As might be expected from Dan OBannon, Hemoglobin/Bleeders is an interestingly complex, intelligent and well thought-out story, not unreminiscent in many ways of Edgar Allan Poes The Fall of the House of Usher (1839). Unfortunately, the film falls down due to dreary direction. The photography is drab, while director Peter Svateks pace drags almost nothing happens in the first half-hour, for instance. One can see that a number of sequences have been designed on paper in a way that could have had some shock impact had they been directed by someone with half an ounce of talent creatures snatching bodies up from underneath coffins, Roy Dupuis having to devour a dead foetus but Peter Svatek directs them with a dreary lack of event. Indeed, in the case of the dead foetus devouring, the camera censuredly looks away when it comes to the act of doing so, which is surely a criminal lack of nerve for a horror film. A sex scene between Roy Dupuis and Kristin Lehman has never seemed more pointless and gratuitously inserted. It is only during the climax with the survivors huddled in a lighthouse during a rainstorm shooting off the monsters as they clamber up the cliffs that Peter Svatek manages to rouse anything approaching mild tension.
Director Peter Svatek had previously made Witchboard III: The Possession (1995) and Sci-Fighters (1996), although all of his work subsequent to Hemoglobin/Bleeders has been in television.

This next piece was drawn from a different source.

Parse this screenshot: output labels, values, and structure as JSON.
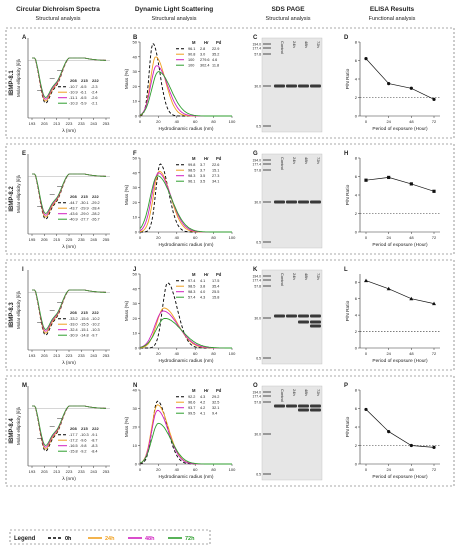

Screenwriter Dan OBannon also worked on Dark Star (1974) and the huge hit of Alien (1979). He subsequently turned in a series of excellent, cynical hard-edge genre scripts such as the zombie film Dead & Buried (1981), episodes of the adult animation anthology Heavy Metal (1981), the hi-tech helicopter action film Blue Thunder (1983), Tobe Hoopers soul-sucking alien vampire film Lifeforce (1985) and remake of Invaders from Mars (1986), and the Philip K. Dick adaptations Total Recall (1990) and Screamers (1995), as well as directing the zombie black comedy Return of the Living Dead (1985) and the H.P. Lovecraft adaptation The Resurrected (1992). Jodorowskys Dune (2013) details OBannons work as special effects director on Alejandro Jodorowskys failed adaptation of Dune (1965) in the 1970s.